3:1-2 Remind them to be duly subject to those who are in power and authority, to obey each several command, to be ready for every work so long as it is good, to slander no one, not to be aggressive, to be kindly, to show all gentleness to all men.
Here is laid down the public duty of the Christian; and it is advice which was particularly relevant to the people of Crete. The Cretans were notoriously turbulent and quarrelsome and impatient of all authority. Polybius, the Greek historian, said of them that they were constantly involved in "insurrections, murders and internecine wars." This passage lays down six qualifications for the good citizen.
The good citizen is law-abiding. He recognizes that, unless the laws are kept, life becomes chaos. He gives a proper respect to those who are set in authority and carries out whatever command is given to him. Christianity does not insist that a man should cease to be an individual, but it does insist that he remember that he is also a member of a group. "Man," said Aristotle, "is a political animal." That means that a man best expresses his personality not in isolated individualism but within the framework of the group.

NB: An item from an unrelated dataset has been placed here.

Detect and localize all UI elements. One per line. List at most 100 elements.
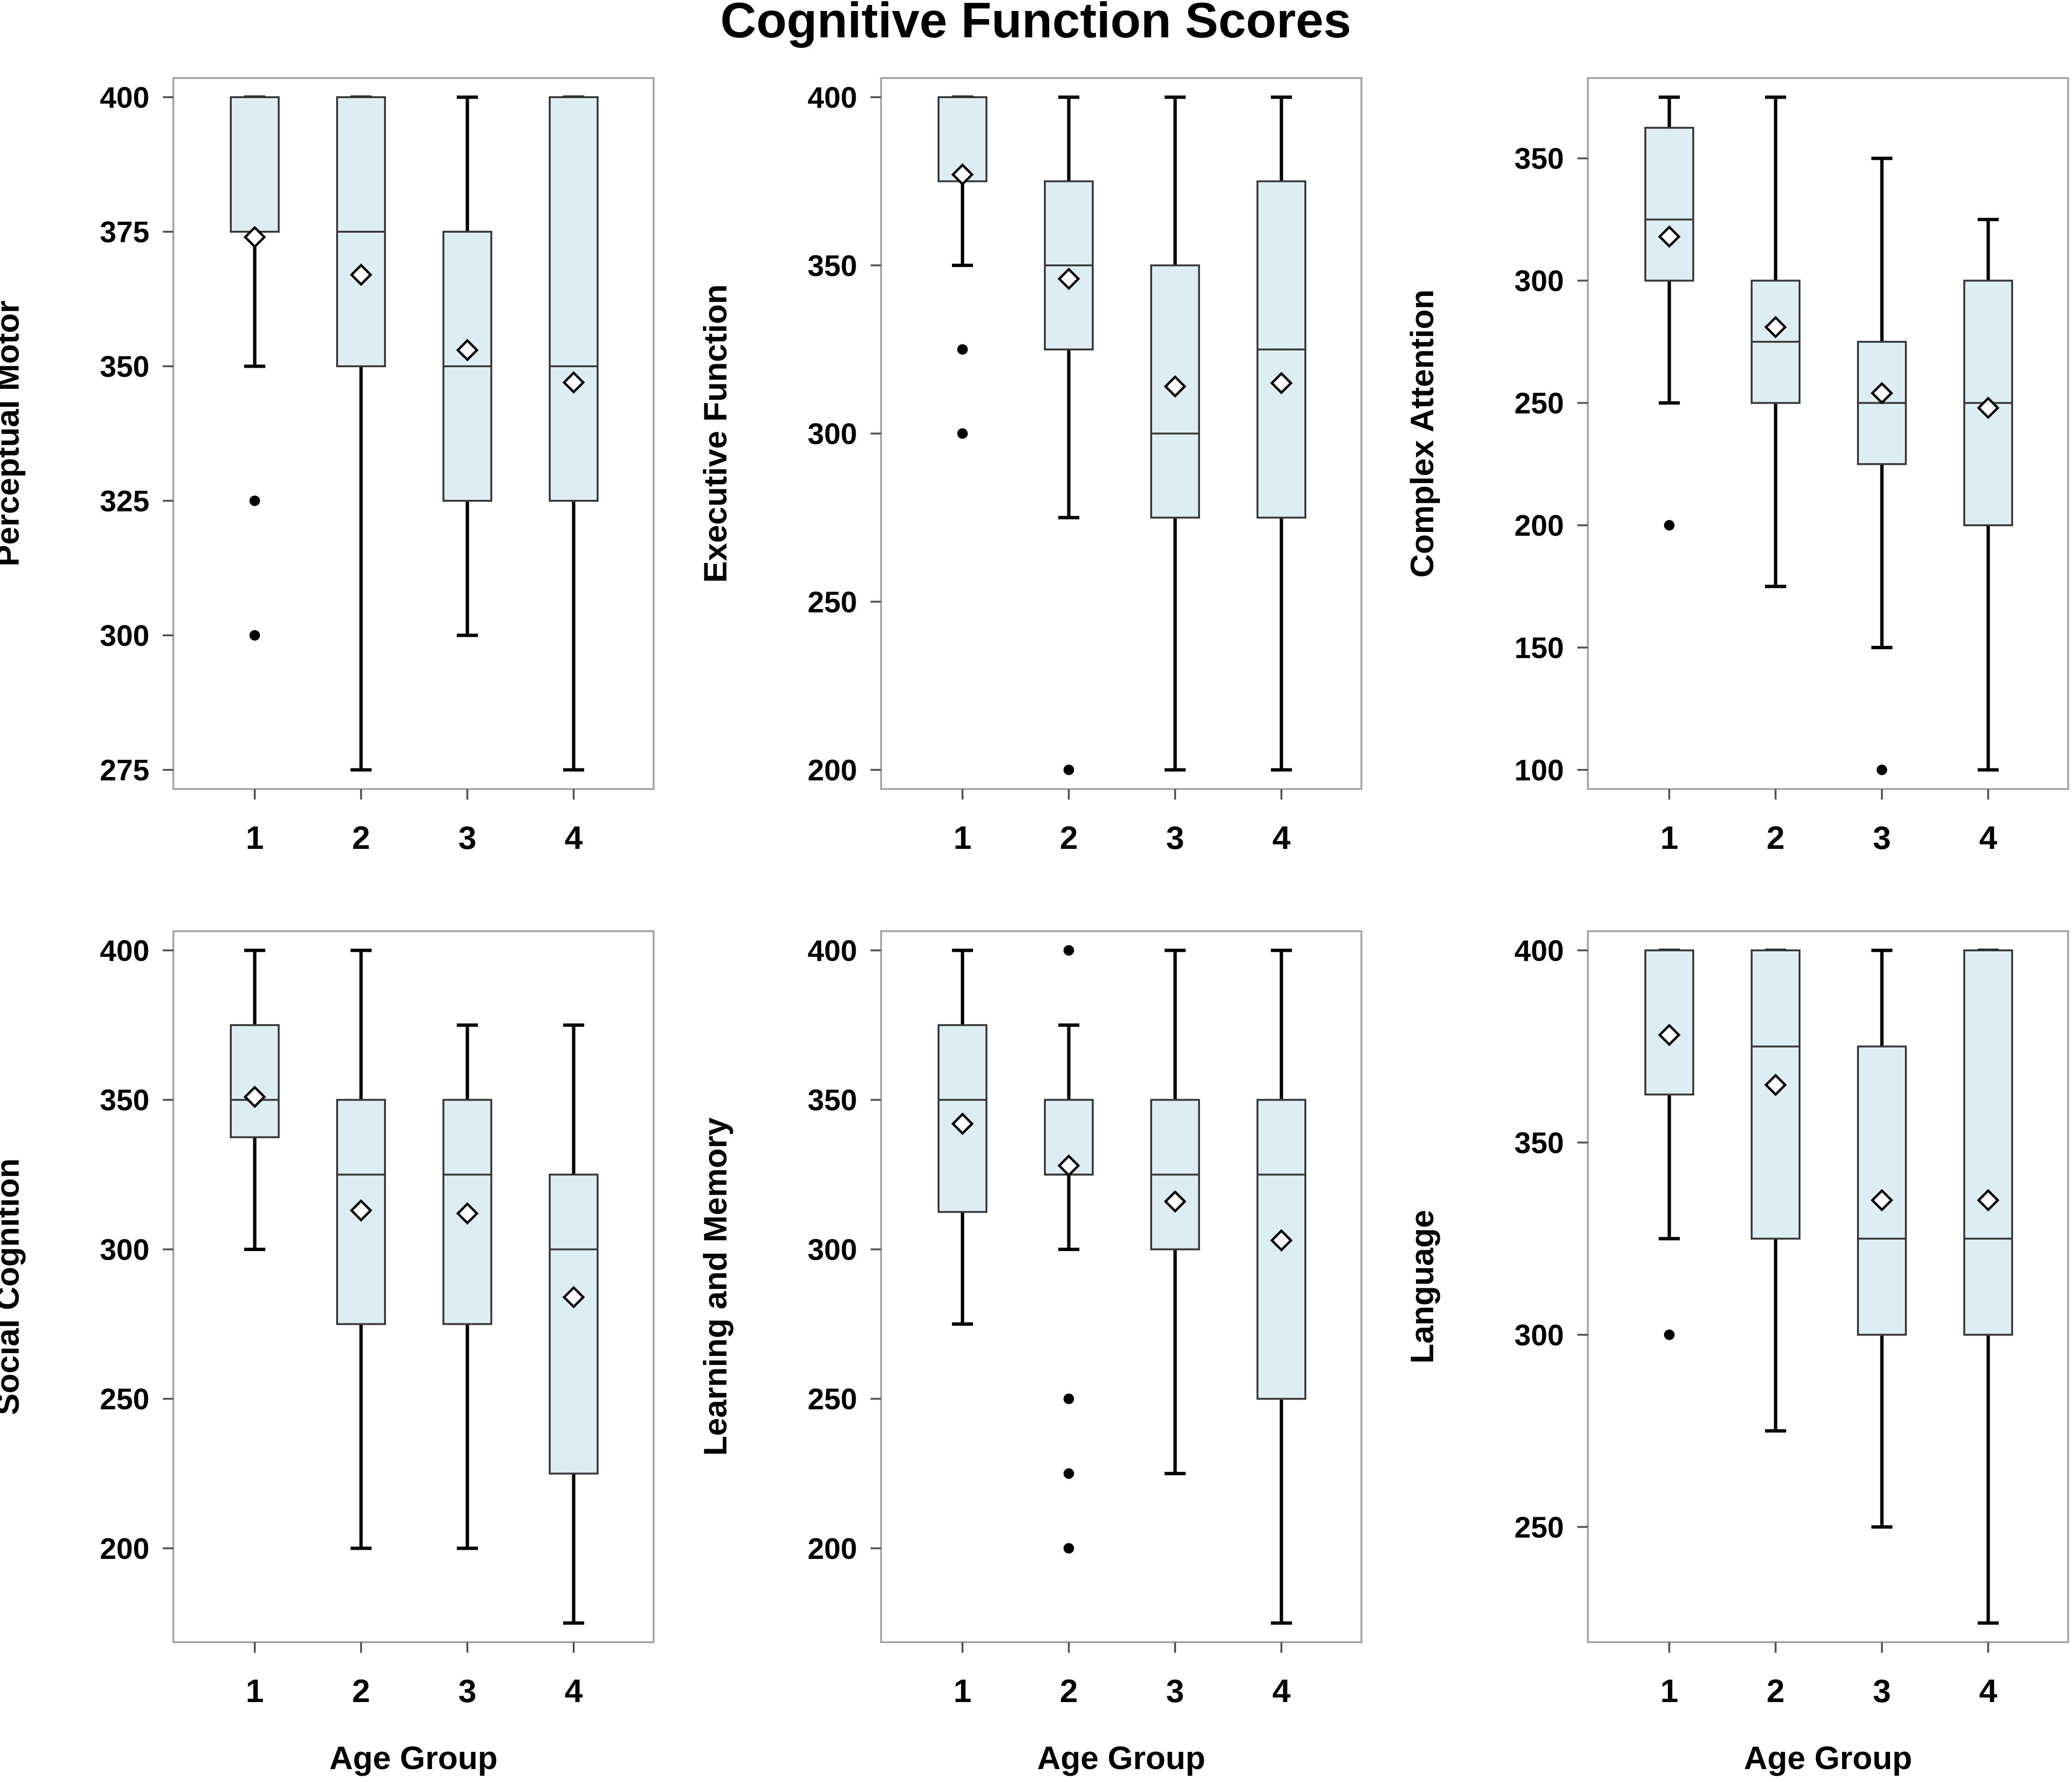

The good citizen is active in service. He is ready for every work, so long as it is good. The characteristic modern disease is boredom; and boredom is the direct result of selfishness. So long as a man lives on the principle of, "Why should I do it? Let someone else do it," he is bound to be bored. The interest of life lies in service.
The good citizen is careful in speech. He must slander no one. No man should say about other people what he would not like them to say about him. The good citizen will be as careful of the words he speaks as of the deeds he does.
The good citizen is tolerant. He is not aggressive. The Greek word is amachos ( Greek #269 ), which means not a fighter. This does not mean that the good citizen will not stand for the principles which he believes to be right, but that he will never be so opinionated as to believe that no other way than his own is right. He will allow to others the same right to have their convictions as he claims for himself to have his own.
The good citizen is kind. The word is epieikes ( Greek #1933 ), which describes the man who does not stand upon the letter of the law. Aristotle said of this word that it denotes "indulgent consideration of human infirmities" and the ability "to consider not only the letter of the law, but also the mind and intention of the legislator." The man who is epieikes ( Greek #1933 ) is ever ready to avoid the injustice which often lies in being strictly just.
The good citizen is gentle. The word is praus ( Greek #4239 ), which describes the man whose temper is always under complete control. He knows when to be angry and when not to be angry. He patiently bears wrongs done to himself but is ever chivalrously ready to spring to the help of others who are wronged.
Qualities like these are possible only for the man in whose heart Christ reigns supreme. The welfare of any community depends on the acceptance by the Christians within it of the duty of demonstrating to the world the nobility of Christian citizenship.